Characterization of the Yasminevirus replication cycle with transmission electron microscopy. (A) Yasminevirus particle attachment to the Vermamoeba vermiformis cytoplasmic membrane before its internalization by phagocytosis. Scale bar, 200 nm. (B) Virus particles inside the phagosome. Scale bar, 500 nm. (C) Once in the cytoplasm, the virus seems to escape the phagosome and loses its outer capsid (black arrowhead). The Yasminevirus particle is indicated by a white arrowhead. Scale bar, 1 μm. N, nucleus. (D) The virus particle loses its internal capsid before the genome release step. Scale bar, 200 nm. (E) Empty particles after the release of the viral content into the amoeba cytoplasm (arrow). Scale bar, 500 nm. (F) The eclipse phase is marked by a remodeling of the cell nucleus by the appearance of cleared areas inside the nucleus (arrowheads). Scale bar, 1 μm. (G) The early stages of infection are then characterized by the appearance of a bright area in the cytoplasm of the host cell, which represents the early virus factory (black arrowhead). The mitochondria recruited around the virus factory are highlighted with white arrowheads. Scale bar, 1 μm. (H) At a later stage of infection, the virus factory (VF) starts to appear denser and occupies a larger part of the host cell cytoplasm. Scale bar, 500 nm. (I) Assembly of virions, the first virus progeny (arrow). Scale bar, 500 nm. (J) Immature virion on which the double proteinaceous capsid is completely assembled (arrowheads).
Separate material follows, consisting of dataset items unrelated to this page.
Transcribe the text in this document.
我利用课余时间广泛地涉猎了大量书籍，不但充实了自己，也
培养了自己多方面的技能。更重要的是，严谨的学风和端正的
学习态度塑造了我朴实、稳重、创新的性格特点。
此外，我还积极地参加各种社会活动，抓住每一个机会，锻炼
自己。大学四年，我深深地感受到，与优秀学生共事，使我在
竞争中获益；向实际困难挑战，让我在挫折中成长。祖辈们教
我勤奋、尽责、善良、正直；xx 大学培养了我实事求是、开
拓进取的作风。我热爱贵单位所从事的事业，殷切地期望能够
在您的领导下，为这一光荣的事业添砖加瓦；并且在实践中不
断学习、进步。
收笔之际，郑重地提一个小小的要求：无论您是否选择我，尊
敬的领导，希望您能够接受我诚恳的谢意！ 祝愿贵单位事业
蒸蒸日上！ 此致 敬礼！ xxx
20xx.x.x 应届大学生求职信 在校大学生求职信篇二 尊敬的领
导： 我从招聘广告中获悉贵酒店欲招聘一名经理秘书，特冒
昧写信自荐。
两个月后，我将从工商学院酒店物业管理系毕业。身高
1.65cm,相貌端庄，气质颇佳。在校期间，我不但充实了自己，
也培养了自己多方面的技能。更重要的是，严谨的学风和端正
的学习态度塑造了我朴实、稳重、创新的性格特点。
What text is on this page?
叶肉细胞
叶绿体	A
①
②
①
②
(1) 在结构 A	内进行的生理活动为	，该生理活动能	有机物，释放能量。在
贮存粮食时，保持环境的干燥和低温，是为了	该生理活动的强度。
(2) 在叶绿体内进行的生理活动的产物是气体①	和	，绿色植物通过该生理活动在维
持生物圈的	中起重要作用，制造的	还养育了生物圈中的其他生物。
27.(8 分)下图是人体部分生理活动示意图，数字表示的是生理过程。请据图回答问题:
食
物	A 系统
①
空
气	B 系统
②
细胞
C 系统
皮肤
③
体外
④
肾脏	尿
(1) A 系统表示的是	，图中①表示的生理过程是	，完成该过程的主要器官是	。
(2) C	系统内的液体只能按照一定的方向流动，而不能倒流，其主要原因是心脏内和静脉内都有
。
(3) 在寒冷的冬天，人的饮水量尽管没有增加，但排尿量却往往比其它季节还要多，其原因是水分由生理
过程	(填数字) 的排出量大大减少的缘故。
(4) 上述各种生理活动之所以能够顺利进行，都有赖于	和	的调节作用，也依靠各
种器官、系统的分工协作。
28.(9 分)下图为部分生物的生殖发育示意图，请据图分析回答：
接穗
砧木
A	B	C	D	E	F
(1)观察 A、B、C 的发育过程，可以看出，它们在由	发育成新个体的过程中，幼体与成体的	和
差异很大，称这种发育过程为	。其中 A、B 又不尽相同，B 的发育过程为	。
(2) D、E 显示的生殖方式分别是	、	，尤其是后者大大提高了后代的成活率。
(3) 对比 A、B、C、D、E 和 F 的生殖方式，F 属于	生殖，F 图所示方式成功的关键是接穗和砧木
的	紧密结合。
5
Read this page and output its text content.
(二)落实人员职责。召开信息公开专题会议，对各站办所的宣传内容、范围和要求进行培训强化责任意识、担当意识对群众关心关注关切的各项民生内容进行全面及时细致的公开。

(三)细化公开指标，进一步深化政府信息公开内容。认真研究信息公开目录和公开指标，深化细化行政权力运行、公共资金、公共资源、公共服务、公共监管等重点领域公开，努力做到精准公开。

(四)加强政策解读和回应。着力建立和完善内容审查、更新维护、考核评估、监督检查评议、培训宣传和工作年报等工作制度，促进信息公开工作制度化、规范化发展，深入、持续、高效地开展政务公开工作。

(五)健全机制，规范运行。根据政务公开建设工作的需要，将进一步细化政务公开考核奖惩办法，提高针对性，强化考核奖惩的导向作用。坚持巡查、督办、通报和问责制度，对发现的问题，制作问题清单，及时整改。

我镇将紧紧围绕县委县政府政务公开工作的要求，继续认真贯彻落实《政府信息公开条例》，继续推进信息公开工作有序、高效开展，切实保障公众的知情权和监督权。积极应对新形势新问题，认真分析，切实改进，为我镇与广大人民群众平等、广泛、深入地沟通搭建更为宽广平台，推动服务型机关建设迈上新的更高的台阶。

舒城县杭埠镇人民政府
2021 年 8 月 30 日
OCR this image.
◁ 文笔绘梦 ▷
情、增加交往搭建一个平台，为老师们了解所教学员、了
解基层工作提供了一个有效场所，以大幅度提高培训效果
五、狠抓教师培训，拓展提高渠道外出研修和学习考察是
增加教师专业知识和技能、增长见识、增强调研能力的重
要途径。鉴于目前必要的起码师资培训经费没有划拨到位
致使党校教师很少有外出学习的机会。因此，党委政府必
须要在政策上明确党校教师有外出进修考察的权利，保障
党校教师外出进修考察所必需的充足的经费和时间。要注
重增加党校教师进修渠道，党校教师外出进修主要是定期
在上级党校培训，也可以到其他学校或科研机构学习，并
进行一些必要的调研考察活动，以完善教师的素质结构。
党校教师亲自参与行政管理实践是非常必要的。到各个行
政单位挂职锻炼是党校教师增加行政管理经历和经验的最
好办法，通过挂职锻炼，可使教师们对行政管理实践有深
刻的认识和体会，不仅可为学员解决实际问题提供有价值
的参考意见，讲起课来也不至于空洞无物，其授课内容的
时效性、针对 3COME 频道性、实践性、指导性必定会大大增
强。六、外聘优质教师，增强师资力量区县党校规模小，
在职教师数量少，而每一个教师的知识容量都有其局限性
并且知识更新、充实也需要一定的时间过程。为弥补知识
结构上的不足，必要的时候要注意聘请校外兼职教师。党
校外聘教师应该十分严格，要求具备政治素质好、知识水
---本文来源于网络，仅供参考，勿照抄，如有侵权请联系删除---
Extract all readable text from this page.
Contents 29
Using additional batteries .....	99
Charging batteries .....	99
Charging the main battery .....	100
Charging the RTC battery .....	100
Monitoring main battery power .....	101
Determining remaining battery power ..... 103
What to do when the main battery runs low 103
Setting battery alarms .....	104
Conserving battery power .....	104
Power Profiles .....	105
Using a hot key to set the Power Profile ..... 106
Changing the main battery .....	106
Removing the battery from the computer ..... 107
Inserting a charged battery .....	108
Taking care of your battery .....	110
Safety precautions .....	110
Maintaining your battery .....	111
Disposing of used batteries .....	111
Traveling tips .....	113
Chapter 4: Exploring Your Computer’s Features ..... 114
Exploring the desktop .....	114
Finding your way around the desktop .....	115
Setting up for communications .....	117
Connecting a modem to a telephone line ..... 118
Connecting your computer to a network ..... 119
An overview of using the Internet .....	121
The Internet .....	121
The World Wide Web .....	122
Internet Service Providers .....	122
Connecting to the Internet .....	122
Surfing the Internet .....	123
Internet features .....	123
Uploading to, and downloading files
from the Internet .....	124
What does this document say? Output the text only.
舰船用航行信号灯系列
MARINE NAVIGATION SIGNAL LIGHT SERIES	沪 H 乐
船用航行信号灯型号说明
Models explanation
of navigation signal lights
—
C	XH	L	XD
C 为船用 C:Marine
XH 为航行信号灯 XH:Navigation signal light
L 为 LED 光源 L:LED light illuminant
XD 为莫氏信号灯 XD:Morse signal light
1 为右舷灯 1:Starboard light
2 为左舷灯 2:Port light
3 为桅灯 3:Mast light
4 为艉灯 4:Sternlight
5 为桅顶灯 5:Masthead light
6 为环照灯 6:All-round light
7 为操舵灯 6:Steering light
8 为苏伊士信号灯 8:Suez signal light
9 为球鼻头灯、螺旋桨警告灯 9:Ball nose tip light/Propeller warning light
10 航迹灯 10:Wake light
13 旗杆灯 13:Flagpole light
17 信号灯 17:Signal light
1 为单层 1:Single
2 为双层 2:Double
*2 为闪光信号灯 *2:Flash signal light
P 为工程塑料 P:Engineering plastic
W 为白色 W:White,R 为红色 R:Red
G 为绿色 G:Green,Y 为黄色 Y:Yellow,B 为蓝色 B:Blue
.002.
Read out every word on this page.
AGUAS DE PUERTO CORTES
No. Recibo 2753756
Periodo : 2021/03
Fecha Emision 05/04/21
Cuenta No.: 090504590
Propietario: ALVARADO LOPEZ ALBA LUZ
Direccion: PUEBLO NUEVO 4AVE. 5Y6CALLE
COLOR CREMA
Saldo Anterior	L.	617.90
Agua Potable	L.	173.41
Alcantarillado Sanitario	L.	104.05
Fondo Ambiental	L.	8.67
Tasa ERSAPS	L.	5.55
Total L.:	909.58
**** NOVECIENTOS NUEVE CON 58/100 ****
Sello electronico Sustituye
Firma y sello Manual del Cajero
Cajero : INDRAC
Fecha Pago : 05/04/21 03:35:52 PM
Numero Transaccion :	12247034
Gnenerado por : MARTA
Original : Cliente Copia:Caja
Scale bar, 100 nm. (K) In some cases, genome acquisition could occur before the complete assembly of the virion (arrows). Viral particles that have already acquired their genomes have an electron-dense region at the center of the capsids. Scale bar, 400 nm. (L) At the end of the viral cycle, mature virions occupy the whole host cell cytoplasm up until host cell lysis. Scale bar, 1 μm.

FIG 3

Graphical circular map of the genome of Yasminevirus. From outside to center: scaffolds (orange/brown), genes on the forward strand (dark brown), genes on the reverse strand (blue), tRNA (green), and GC skew (light green and purple).

FIG 4

Translation system components in Yasminevirus. tRNA, aminoacyl-tRNA synthetase (aaRS), and translation factors (TF) are compared in the Klosneuvirinae group and in Tupanvirus.

FIG 5

The rhizome of Yasminevirus. Viruses are depicted in red, Archaea in pink, Eukaryota in blue, and Bacteria in green. ORFans are depicted in orange. All protein sequences were used as queries in a BLASTp search against the nonredundant (nr) protein database from NCBI. BLAST results were filtered to keep the best hits, and taxonomic affiliation was retrieved from the NCBI database. The best hit was selected and integrated in a circular genomic data image (37).

FIG 6

Phylogenetic tree of Yasminevirus based on DNA polymerase B proteins of nucleocytoplasmic large DNA viruses (NCLDVs). Colors have been assigned for the different virus groups as follows: blue for Mimivirus and extended Mimiviridae; green for pandoraviruses, Mollivirus sibericum, and Phycodnaviridae; black for groups of Asfarviridae, faustoviruses, pacmanvirus, and kaumoebavirus; gray for Marseilleviridae; red for orpheovirus, cedratvirus, and pithoviruses; and purple for asco-iridoviridae.

FIG 7

Orthologous genes shared between Yasminevirus and other members within Klosneuvirinae.